AvP-Insolvenz

AVNR: „Apothekensterben“ verdoppelt sich

Stuttgart - 25.09.2020, 15:05 Uhr

Thomas Preis, Vorsitzender des Apothekerverbandes Nordrhein, fordert den vorläufigen Insolvenzverwalter von AvP auf, die noch im Rechenzentrum befindlichen Rezepte herauszugeben. (Foto: DAZ/A.Schelbert)

Thomas Preis, Vorsitzender des Apothekerverbandes Nordrhein, fordert den vorläufigen Insolvenzverwalter von AvP auf, die noch im Rechenzentrum befindlichen Rezepte herauszugeben. (Foto: DAZ/A.Schelbert)

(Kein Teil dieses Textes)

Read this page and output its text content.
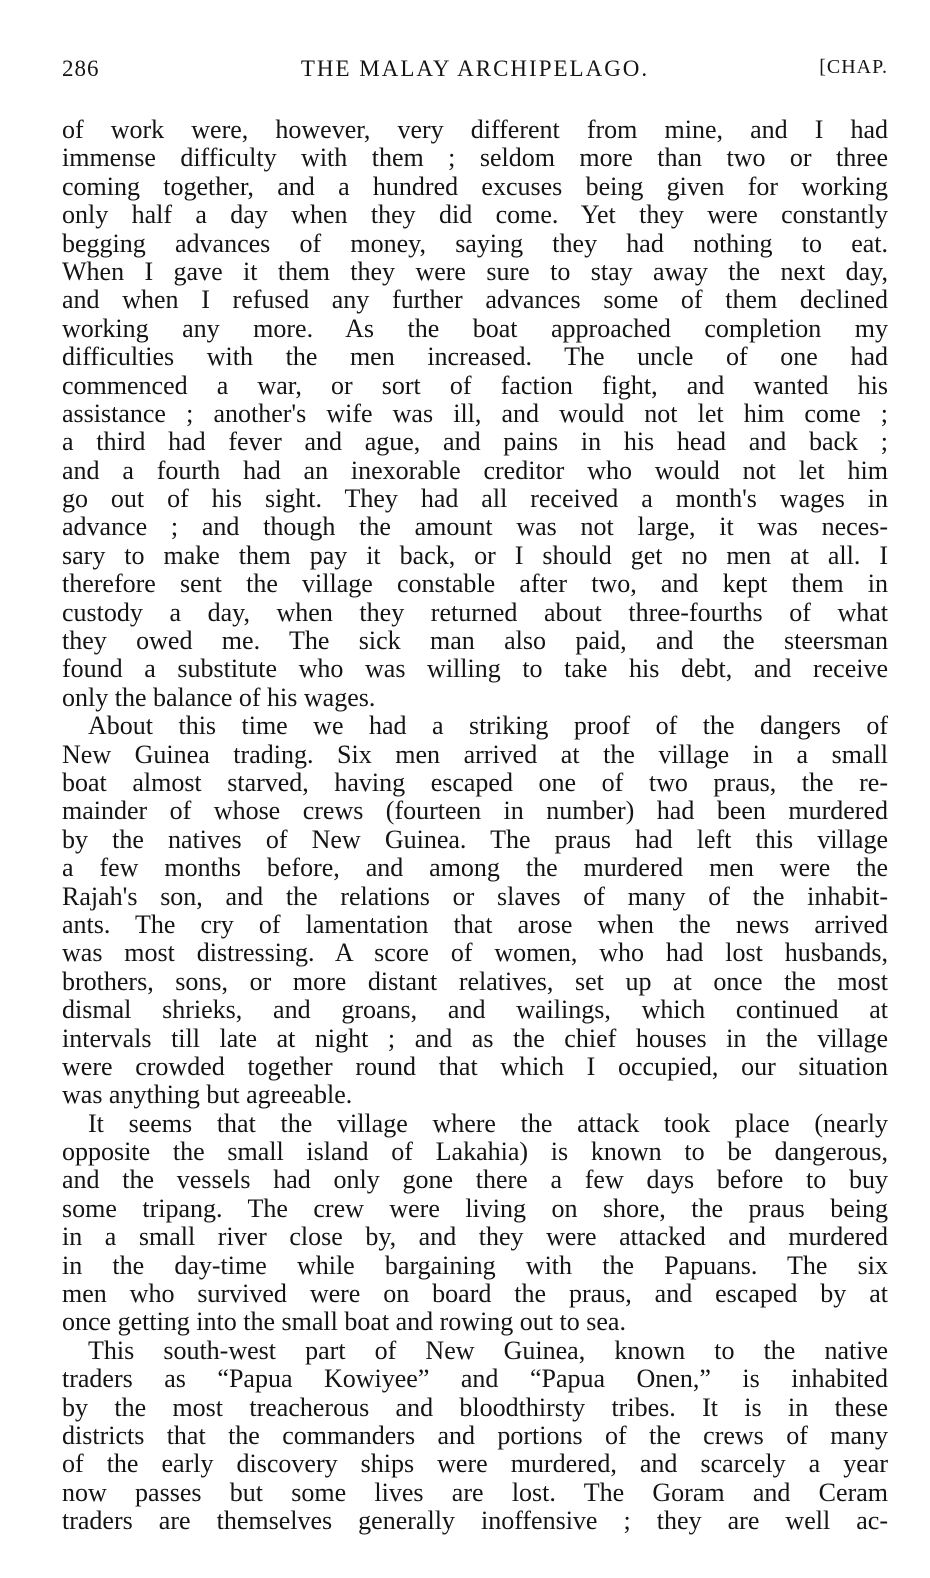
286	THE MALAY ARCHIPELAGO.	[CHAP.
of work were, however, very different from mine, and I had
immense difficulty with them ; seldom more than two or three
coming together, and a hundred excuses being given for working
only half a day when they did come. Yet they were constantly
begging advances of money, saying they had nothing to eat.
When I gave it them they were sure to stay away the next day,
and when I refused any further advances some of them declined
working any more. As the boat approached completion my
difficulties with the men increased. The uncle of one had
commenced a war, or sort of faction fight, and wanted his
assistance ; another's wife was ill, and would not let him come ;
a third had fever and ague, and pains in his head and back ;
and a fourth had an inexorable creditor who would not let him
go out of his sight. They had all received a month's wages in
advance ; and though the amount was not large, it was neces-
sary to make them pay it back, or I should get no men at all. I
therefore sent the village constable after two, and kept them in
custody a day, when they returned about three-fourths of what
they owed me. The sick man also paid, and the steersman
found a substitute who was willing to take his debt, and receive
only the balance of his wages.
About this time we had a striking proof of the dangers of
New Guinea trading. Six men arrived at the village in a small
boat almost starved, having escaped one of two praus, the re-
mainder of whose crews (fourteen in number) had been murdered
by the natives of New Guinea. The praus had left this village
a few months before, and among the murdered men were the
Rajah's son, and the relations or slaves of many of the inhabit-
ants. The cry of lamentation that arose when the news arrived
was most distressing. A score of women, who had lost husbands,
brothers, sons, or more distant relatives, set up at once the most
dismal shrieks, and groans, and wailings, which continued at
intervals till late at night ; and as the chief houses in the village
were crowded together round that which I occupied, our situation
was anything but agreeable.
It seems that the village where the attack took place (nearly
opposite the small island of Lakahia) is known to be dangerous,
and the vessels had only gone there a few days before to buy
some tripang. The crew were living on shore, the praus being
in a small river close by, and they were attacked and murdered
in the day-time while bargaining with the Papuans. The six
men who survived were on board the praus, and escaped by at
once getting into the small boat and rowing out to sea.
This south-west part of New Guinea, known to the native
traders as “Papua Kowiyee” and “Papua Onen,” is inhabited
by the most treacherous and bloodthirsty tribes. It is in these
districts that the commanders and portions of the crews of many
of the early discovery ships were murdered, and scarcely a year
now passes but some lives are lost. The Goram and Ceram
traders are themselves generally inoffensive ; they are well ac-
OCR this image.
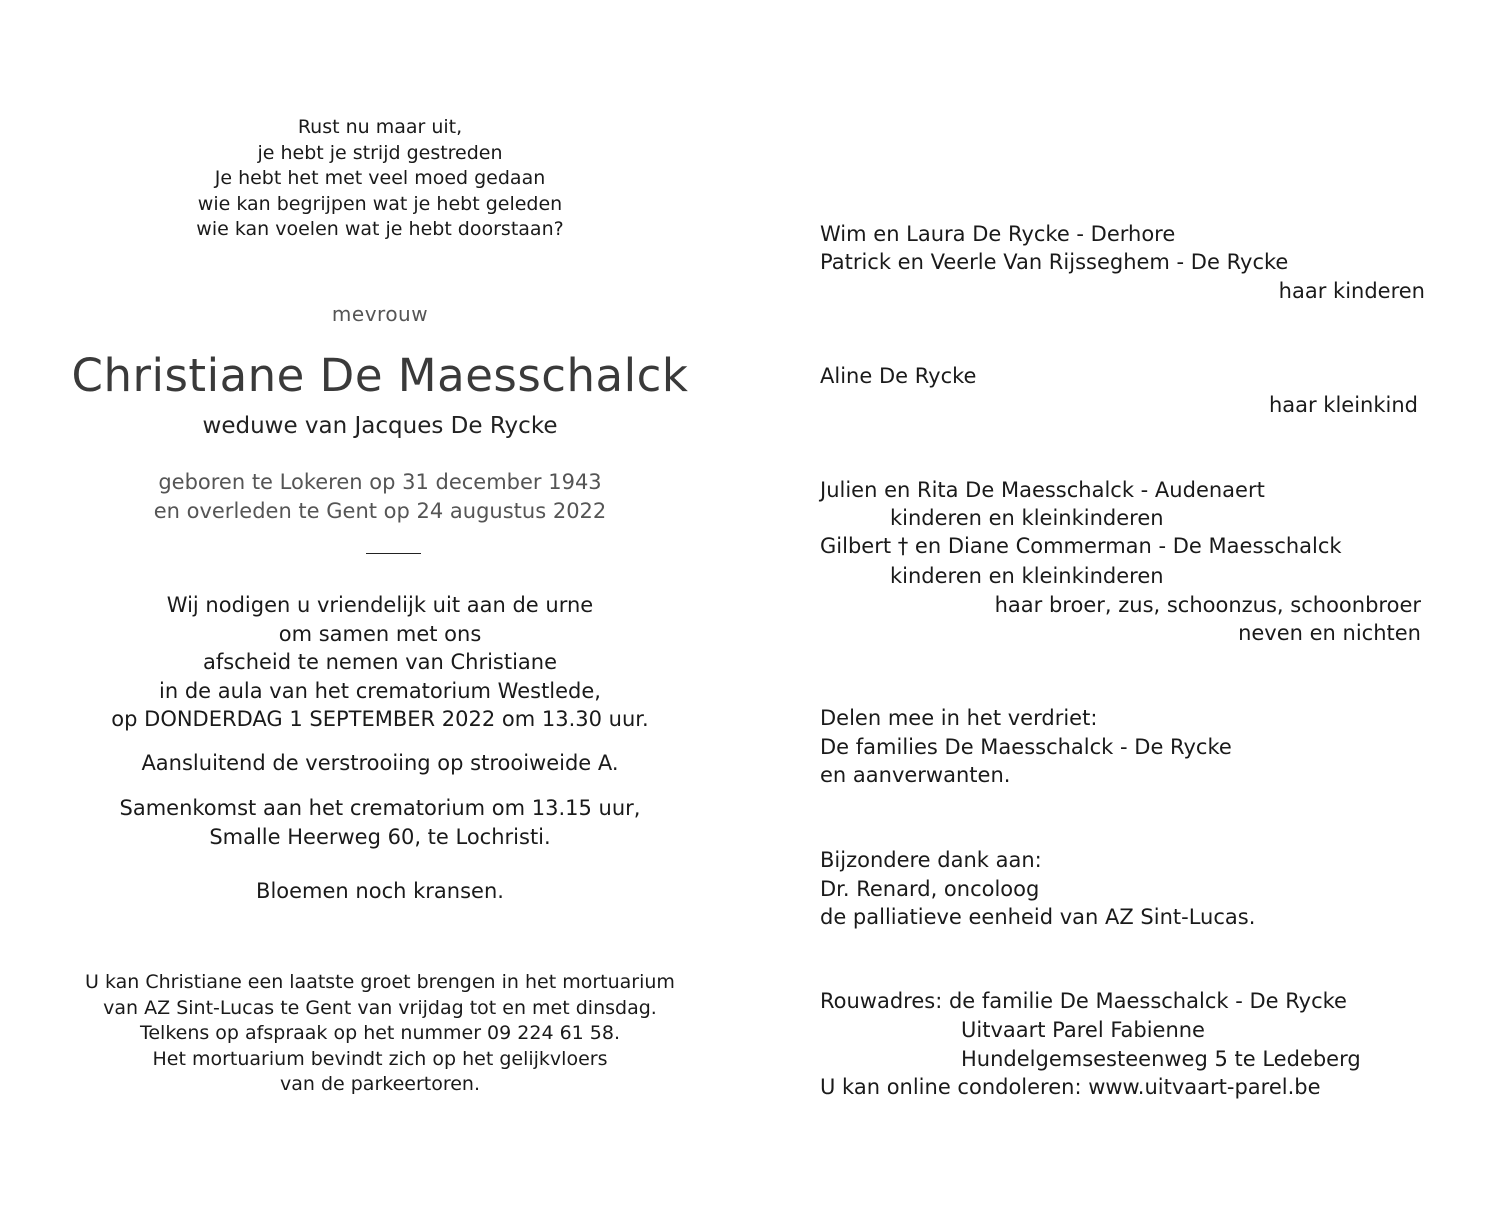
Rust nu maar uit,
je hebt je strijd gestreden
Je hebt het met veel moed gedaan
wie kan begrijpen wat je hebt geleden
wie kan voelen wat je hebt doorstaan?
mevrouw
Christiane De Maesschalck
weduwe van Jacques De Rycke
geboren te Lokeren op 31 december 1943
en overleden te Gent op 24 augustus 2022
Wij nodigen u vriendelijk uit aan de urne
om samen met ons
afscheid te nemen van Christiane
in de aula van het crematorium Westlede,
op DONDERDAG 1 SEPTEMBER 2022 om 13.30 uur.
Aansluitend de verstrooiing op strooiweide A.
Samenkomst aan het crematorium om 13.15 uur,
Smalle Heerweg 60, te Lochristi.
Bloemen noch kransen.
U kan Christiane een laatste groet brengen in het mortuarium
van AZ Sint-Lucas te Gent van vrijdag tot en met dinsdag.
Telkens op afspraak op het nummer 09 224 61 58.
Het mortuarium bevindt zich op het gelijkvloers
van de parkeertoren.
Wim en Laura De Rycke - Derhore
Patrick en Veerle Van Rijsseghem - De Rycke
haar kinderen
Aline De Rycke
haar kleinkind
Julien en Rita De Maesschalck - Audenaert
kinderen en kleinkinderen
Gilbert † en Diane Commerman - De Maesschalck
kinderen en kleinkinderen
haar broer, zus, schoonzus, schoonbroer
neven en nichten
Delen mee in het verdriet:
De families De Maesschalck - De Rycke
en aanverwanten.
Bijzondere dank aan:
Dr. Renard, oncoloog
de palliatieve eenheid van AZ Sint-Lucas.
Rouwadres: de familie De Maesschalck - De Rycke
Uitvaart Parel Fabienne
Hundelgemsesteenweg 5 te Ledeberg
U kan online condoleren: www.uitvaart-parel.be
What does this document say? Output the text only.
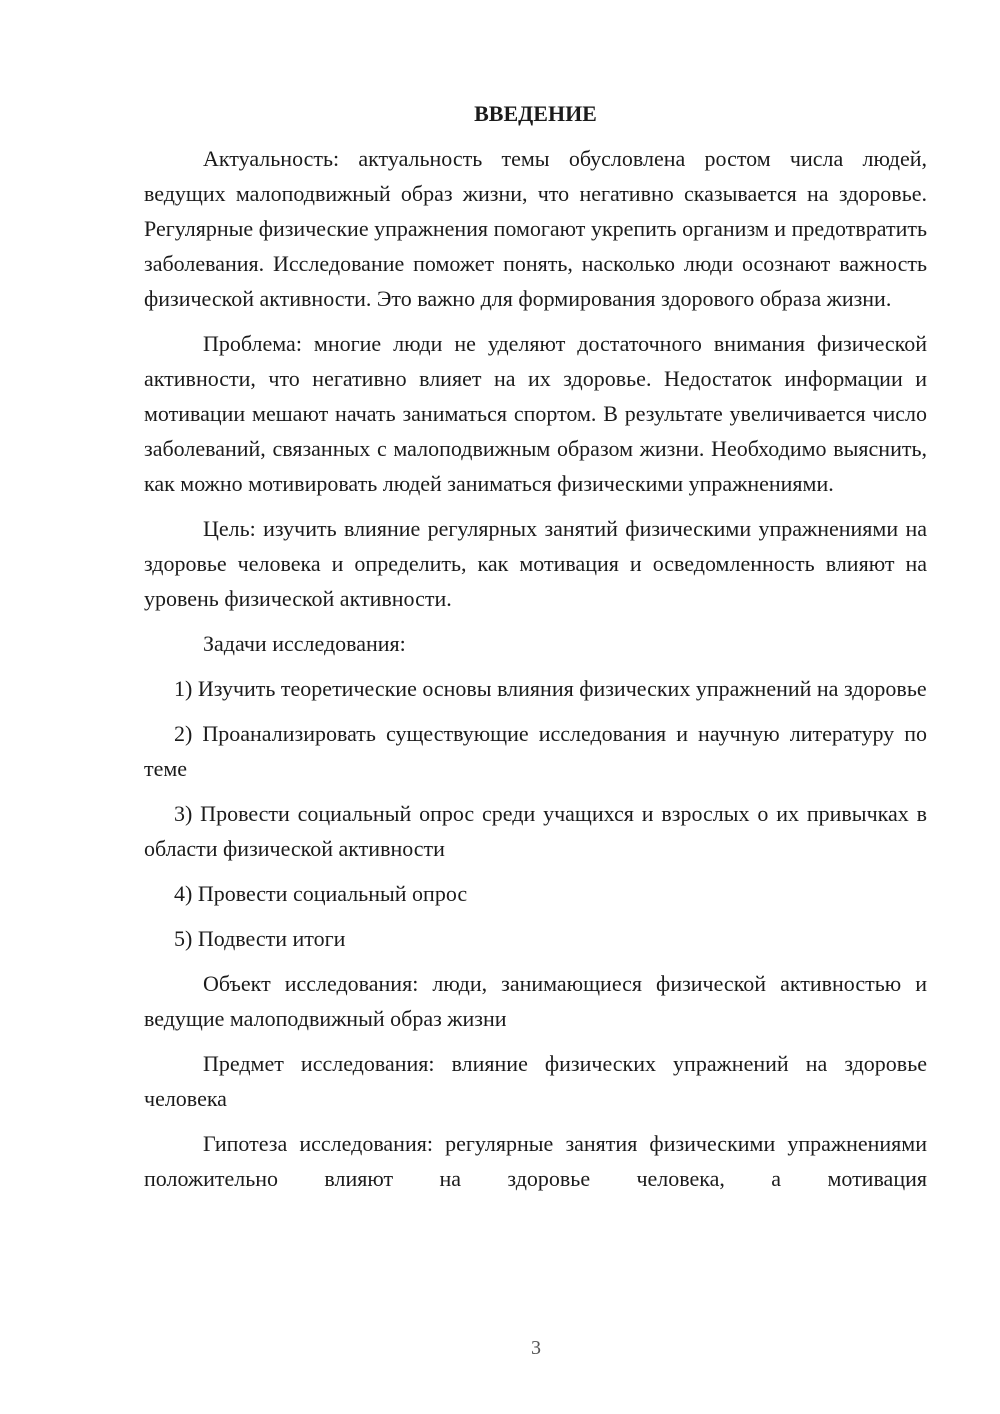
ВВЕДЕНИЕ

Актуальность: актуальность темы обусловлена ростом числа людей, ведущих малоподвижный образ жизни, что негативно сказывается на здоровье. Регулярные физические упражнения помогают укрепить организм и предотвратить заболевания. Исследование поможет понять, насколько люди осознают важность физической активности. Это важно для формирования здорового образа жизни.

Проблема: многие люди не уделяют достаточного внимания физической активности, что негативно влияет на их здоровье. Недостаток информации и мотивации мешают начать заниматься спортом. В результате увеличивается число заболеваний, связанных с малоподвижным образом жизни. Необходимо выяснить, как можно мотивировать людей заниматься физическими упражнениями.

Цель: изучить влияние регулярных занятий физическими упражнениями на здоровье человека и определить, как мотивация и осведомленность влияют на уровень физической активности.

Задачи исследования:

1) Изучить теоретические основы влияния физических упражнений на здоровье

2) Проанализировать существующие исследования и научную литературу по теме

3) Провести социальный опрос среди учащихся и взрослых о их привычках в области физической активности

4) Провести социальный опрос

5) Подвести итоги

Объект исследования: люди, занимающиеся физической активностью и ведущие малоподвижный образ жизни

Предмет исследования: влияние физических упражнений на здоровье человека

Гипотеза исследования: регулярные занятия физическими упражнениями положительно влияют на здоровье человека, а мотивация

3
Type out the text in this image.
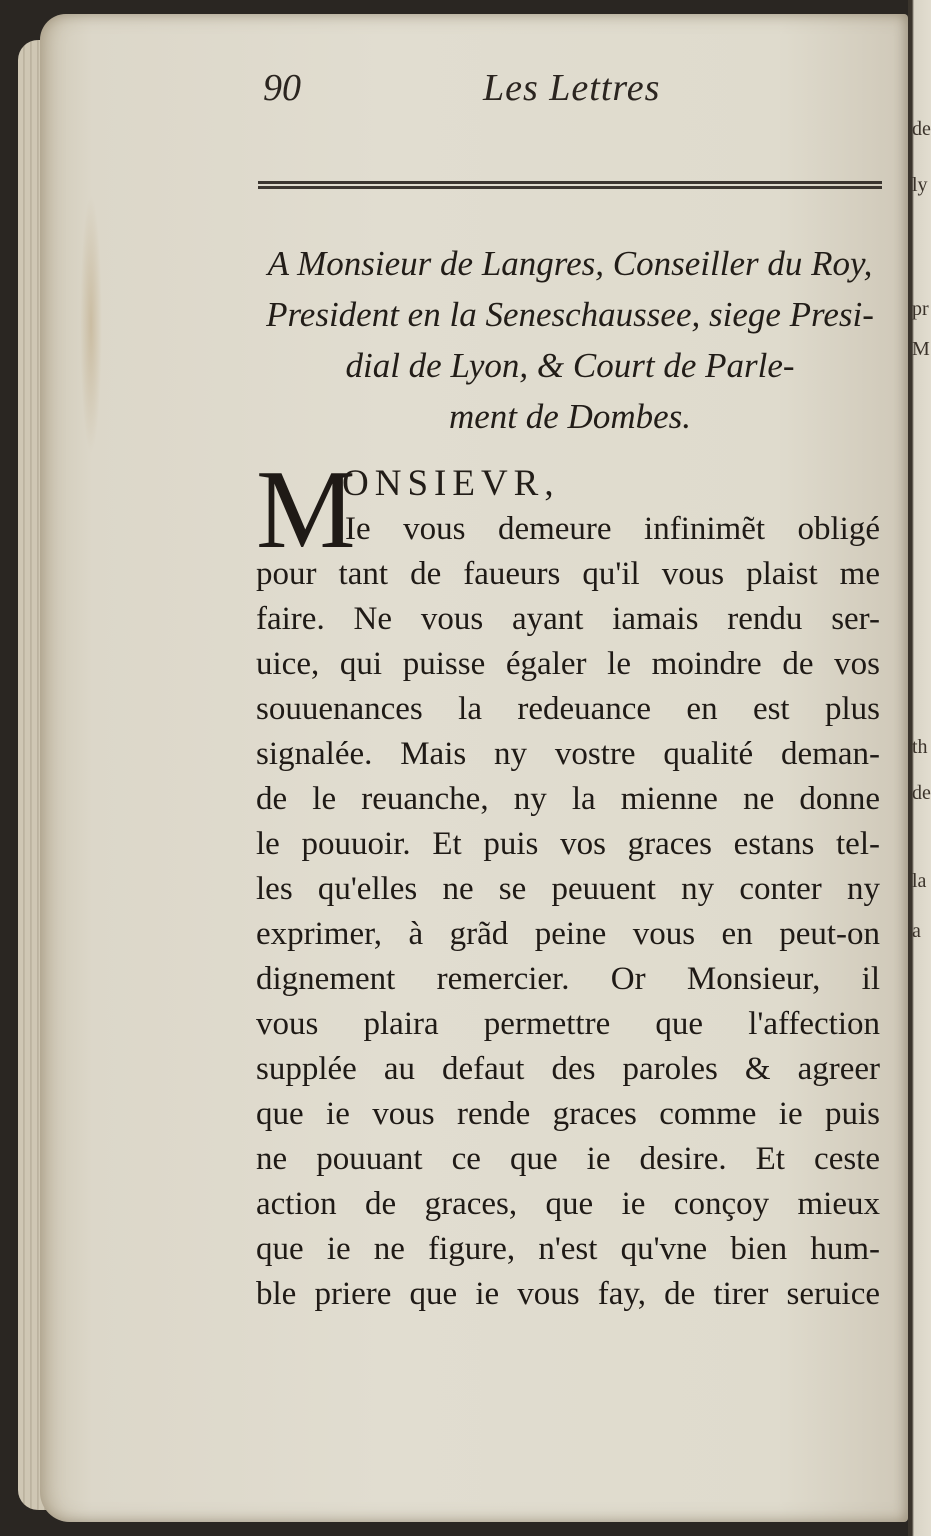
de
ly
pr
M
th
de
la
a
90	Les Lettres
A Monsieur de Langres, Conseiller du Roy,
President en la Seneschaussee, siege Presi-
dial de Lyon, & Court de Parle-
ment de Dombes.
M
ONSIEVR,
Ie vous demeure infinimẽt obligé
pour tant de faueurs qu'il vous plaist me
faire. Ne vous ayant iamais rendu ser-
uice, qui puisse égaler le moindre de vos
souuenances la redeuance en est plus
signalée. Mais ny vostre qualité deman-
de le reuanche, ny la mienne ne donne
le pouuoir. Et puis vos graces estans tel-
les qu'elles ne se peuuent ny conter ny
exprimer, à grãd peine vous en peut-on
dignement remercier. Or Monsieur, il
vous plaira permettre que l'affection
supplée au defaut des paroles & agreer
que ie vous rende graces comme ie puis
ne pouuant ce que ie desire. Et ceste
action de graces, que ie conçoy mieux
que ie ne figure, n'est qu'vne bien hum-
ble priere que ie vous fay, de tirer seruice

Nach und nach werden die Hilferufe aus den Apothekerverbänden lauter. In Nordrhein hat man nun in Anbetracht der Insolvenz der AvP Deutschland GmbH eine Markteinschätzung vorgenommen: Demnach sollen in NRW rund fünf Prozent der Apotheken so stark betroffen sein, dass kurzfristige Schließungen drohen. Damit könnte sich das „Apothekensterben“ verdoppeln. Der AVNR-Vorsitzende Thomas Preis steht in Kontakt mit dem vorläufigen Insolvenzverwalter von AvP und drängt zur Herausgabe der noch im Rechenzentrum befindlichen Rezepte.

„Hier geht es um die nackte Existenz von Kolleginnen und Kollegen vor Ort, die in der Hochphase der Coronakrise Herausragendes geleistet haben und jetzt ohne eigenes Verschulden vor einem persönlichen und geschäftlichen Scherbenhaufen stehen“, macht Thomas Preis, Vorsitzender des Apothekerverbandes Nordrhein (AVNR) in einer aktuellen Mitteilung deutlich. Preis appelliert an Politik, Großhandel und Banken, „einen schnell wirksamen Beitrag zu leisten, um Schließungen der Apotheken zu verhindern und möglichen Versorgungslücken vor Ort sowie Arbeitsplatzverlusten effektiv entgegenzuwirken.“

Einer aktuellen Markteinschätzung vom AVNR zufolge, sind in NRW etwa fünf Prozent der aktuell 3.985 Apotheken so stark betroffen , dass eine kurzfristige Schließung droht. Bundesweit seien es drei Prozent der insgesamt 19.075 Apotheken, die betroffen sind. Das hätte zur Folge, dass kurzfristig mit einer Verdoppelung des „Apothekensterbens" zu rechnen ist, so der Verband. Bei nun rund 700 zu erwartenden Apothekenschließungen stünden bundesweit auch fast 5.000 Arbeitsplätze auf dem Spiel. Allein durch die AVP-Insolvenz etwa 2500.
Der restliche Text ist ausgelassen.